The various readings of the Qerê (see §17) form one of the oldest and most important parts of the Masora. The punctuation of the Text, however, is not to be confounded with the compilation of the Masora. The former was settled at an earlier period, and is the result of a much more exhaustive labour than the Masora, which was not completed till a considerably later time.
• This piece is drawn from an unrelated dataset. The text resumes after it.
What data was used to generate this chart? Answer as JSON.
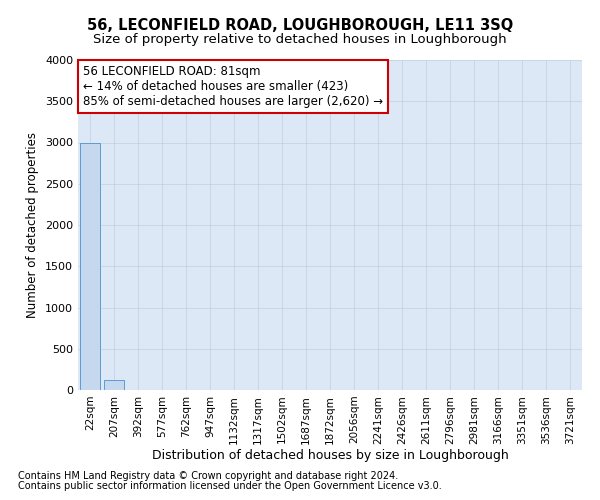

[3d] 3. It was not until about the beginning of the tenth century that the Jews, following the example of the Arabs, began their grammatical compilations. Of the numerous grammatical and lexicographical works of R. Saʿadya, beyond fragments in the commentary on the Sepher Yeṣira (ed. Mayer-Lambert, pp. 42, 47, 75, &c.), only the explanation in Arabic of the seventy (more correctly ninety) hapax legomena in the O.T. has been preserved. Written likewise in Arabic, but frequently translated into Hebrew, were the still extant works of the grammarians R. Yehuda Ḥayyûǵ (also called Abu Zakarya Yaḥya, about the year 1000) and R. Yona (Ahu ʾl-Walîd Merwân ibn Ǵanâḥ, about 1030). By the aid of these earlier labours, Abraham ben Ezra (commonly called Aben Ezra, ob. 1167) and R. David Qimḥi (ob. c. 1235) especially gained a classical reputation by their Hebrew grammatical writings.
- On his independent attitude towards the Masoretic punctuation, see Delitzsch, Comm. zu den Psalmen4, p. 39.